Reputation: 4288
i need a regex for all alphabets. I have an input and target text. Both of them can be belong different alphabets. I mean they can be belong chinese, latin, cyrillic and any others alphabet.
I need a regex for multi language input and multi language target text.
Is there anybody has any idea about this? How can i write this regex ?
I will use this with javascript. But i think there should be common regex for java and javascript also for this problem.
Upvotes: 1
Views: 1955
Reputation: 4288
i use "|" this character as a separator, so it is speacial for me. Key can be any character except of "|". it solve my problems thanks for answers. And it can be used with javascript, java and groovy. I tested it, worked.
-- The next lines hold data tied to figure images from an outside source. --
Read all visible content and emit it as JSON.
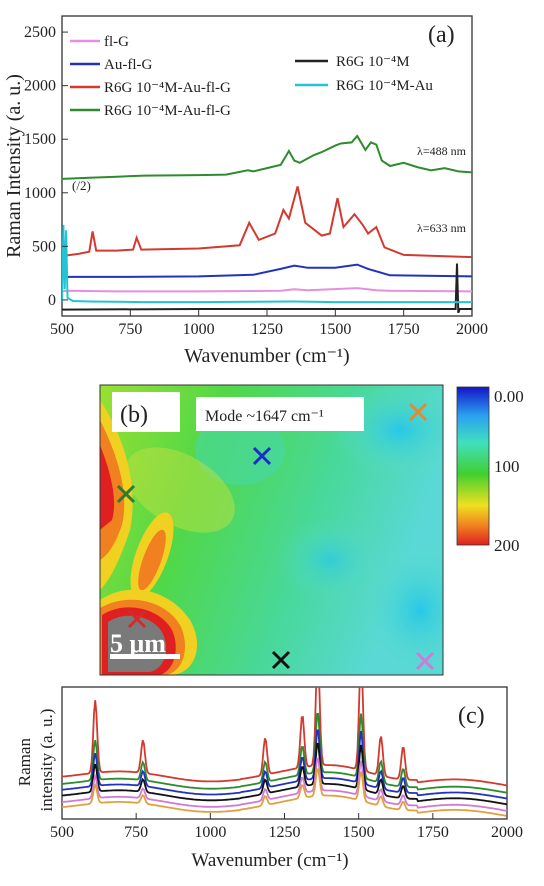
{
  "chart_data": [
    {
      "type": "line",
      "panel_label": "(a)",
      "xlabel": "Wavenumber (cm⁻¹)",
      "ylabel": "Raman Intensity (a. u.)",
      "xlim": [
        500,
        2000
      ],
      "ylim": [
        -150,
        2650
      ],
      "xticks": [
        "500",
        "750",
        "1000",
        "1250",
        "1500",
        "1750",
        "2000"
      ],
      "yticks": [
        "0",
        "500",
        "1000",
        "1500",
        "2000",
        "2500"
      ],
      "legend_left": [
        {
          "name": "fl-G",
          "color": "#e58fe0"
        },
        {
          "name": "Au-fl-G",
          "color": "#2233bb"
        },
        {
          "name": "R6G 10⁻⁴M-Au-fl-G",
          "color": "#d23a2f"
        },
        {
          "name": "R6G 10⁻⁴M-Au-fl-G",
          "color": "#2e8b2e"
        }
      ],
      "legend_right": [
        {
          "name": "R6G 10⁻⁴M",
          "color": "#222222"
        },
        {
          "name": "R6G 10⁻⁴M-Au",
          "color": "#22c4d4"
        }
      ],
      "annotations": [
        "λ=488 nm",
        "λ=633 nm",
        "(/2)"
      ],
      "series": [
        {
          "name": "fl-G",
          "color": "#e58fe0",
          "x": [
            500,
            520,
            700,
            1000,
            1300,
            1350,
            1400,
            1580,
            1650,
            1700,
            2000
          ],
          "y": [
            80,
            85,
            80,
            80,
            85,
            100,
            90,
            110,
            90,
            85,
            80
          ]
        },
        {
          "name": "Au-fl-G",
          "color": "#2233bb",
          "x": [
            500,
            520,
            700,
            1000,
            1200,
            1300,
            1350,
            1400,
            1500,
            1580,
            1620,
            1700,
            2000
          ],
          "y": [
            210,
            215,
            215,
            220,
            235,
            290,
            320,
            300,
            300,
            330,
            290,
            230,
            220
          ]
        },
        {
          "name": "R6G 10⁻⁴M-Au-fl-G (λ=633 nm, /2)",
          "color": "#d23a2f",
          "x": [
            500,
            560,
            600,
            612,
            625,
            700,
            760,
            773,
            790,
            1000,
            1150,
            1185,
            1220,
            1280,
            1310,
            1330,
            1362,
            1390,
            1450,
            1480,
            1508,
            1530,
            1570,
            1600,
            1620,
            1650,
            1680,
            1750,
            2000
          ],
          "y": [
            410,
            430,
            450,
            640,
            460,
            460,
            470,
            580,
            470,
            480,
            510,
            720,
            560,
            620,
            840,
            760,
            1060,
            720,
            600,
            620,
            950,
            680,
            800,
            700,
            620,
            680,
            490,
            420,
            400
          ]
        },
        {
          "name": "R6G 10⁻⁴M-Au-fl-G (λ=488 nm)",
          "color": "#2e8b2e",
          "x": [
            500,
            600,
            700,
            800,
            1000,
            1100,
            1180,
            1200,
            1250,
            1300,
            1330,
            1350,
            1370,
            1420,
            1450,
            1500,
            1520,
            1560,
            1580,
            1610,
            1630,
            1650,
            1670,
            1700,
            1750,
            1800,
            1850,
            1900,
            1950,
            2000
          ],
          "y": [
            1130,
            1140,
            1150,
            1160,
            1165,
            1170,
            1210,
            1200,
            1230,
            1260,
            1390,
            1300,
            1280,
            1350,
            1380,
            1440,
            1460,
            1470,
            1530,
            1400,
            1470,
            1450,
            1300,
            1250,
            1280,
            1240,
            1210,
            1230,
            1200,
            1190
          ]
        },
        {
          "name": "R6G 10⁻⁴M",
          "color": "#222222",
          "x": [
            500,
            1000,
            1500,
            1940,
            1945,
            1950,
            1955,
            2000
          ],
          "y": [
            -90,
            -85,
            -85,
            -85,
            340,
            -120,
            -85,
            -85
          ]
        },
        {
          "name": "R6G 10⁻⁴M-Au",
          "color": "#22c4d4",
          "x": [
            500,
            505,
            510,
            515,
            520,
            540,
            600,
            800,
            1000,
            1350,
            1500,
            2000
          ],
          "y": [
            -20,
            700,
            100,
            650,
            20,
            -10,
            -15,
            -20,
            -20,
            -15,
            -20,
            -20
          ]
        }
      ]
    },
    {
      "type": "heatmap",
      "panel_label": "(b)",
      "mode_label": "Mode  ~1647 cm⁻¹",
      "scalebar_label": "5 μm",
      "colorbar_ticks": [
        "0.00",
        "100",
        "200"
      ],
      "colorbar_range": [
        0,
        200
      ],
      "markers": [
        {
          "name": "orange",
          "color": "#e08a3a"
        },
        {
          "name": "blue",
          "color": "#1a2fc8"
        },
        {
          "name": "green",
          "color": "#2e7a2e"
        },
        {
          "name": "red",
          "color": "#d42a2a"
        },
        {
          "name": "black",
          "color": "#111111"
        },
        {
          "name": "violet",
          "color": "#d07ad8"
        }
      ]
    },
    {
      "type": "line",
      "panel_label": "(c)",
      "xlabel": "Wavenumber (cm⁻¹)",
      "ylabel": "Raman intensity (a. u.)",
      "xlim": [
        500,
        2000
      ],
      "xticks": [
        "500",
        "750",
        "1000",
        "1250",
        "1500",
        "1750",
        "2000"
      ],
      "peaks_x": [
        612,
        773,
        1185,
        1310,
        1362,
        1508,
        1575,
        1650
      ],
      "series": [
        {
          "color": "#d23a2f",
          "baseline": 0.62,
          "scale": 1.0
        },
        {
          "color": "#2e8b2e",
          "baseline": 0.52,
          "scale": 0.55
        },
        {
          "color": "#2233bb",
          "baseline": 0.44,
          "scale": 0.45
        },
        {
          "color": "#111111",
          "baseline": 0.36,
          "scale": 0.38
        },
        {
          "color": "#d07ad8",
          "baseline": 0.27,
          "scale": 0.3
        },
        {
          "color": "#e0a040",
          "baseline": 0.2,
          "scale": 0.25
        }
      ]
    }
  ]
}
var keyPrefix ="\\|[\u0000-\u007B\u007D-\uFFEF]*";
var keySuffix = "[\u0000-\u007B\u007D-\uFFEF]*\\|";
var searchkey = keyPrefix + key.toLowerCase() + keySuffix;
Upvotes: 0
Reputation: 92976
If you are in Java (not in javascript!) you can use unicode properties, e.g.
\P{L}
any kind of letter from any language.
See regular-expressions.info/unicode for more informations.
For Javascript:
There is a lib from XRegExp and some plugins XRegExp Unicode plugins that extends the javasript regex features. That adds support for Unicode categories, scripts, and blocks.
With those libs you would be able to use \p{L}
with javascript.
See my answer to this question for a small example
Upvotes: 4
Reputation: 56162
Some regex engines support special character for all Unicode letters:
\p{L}
Or you can use \w
- letter, digit, underscore
Upvotes: 2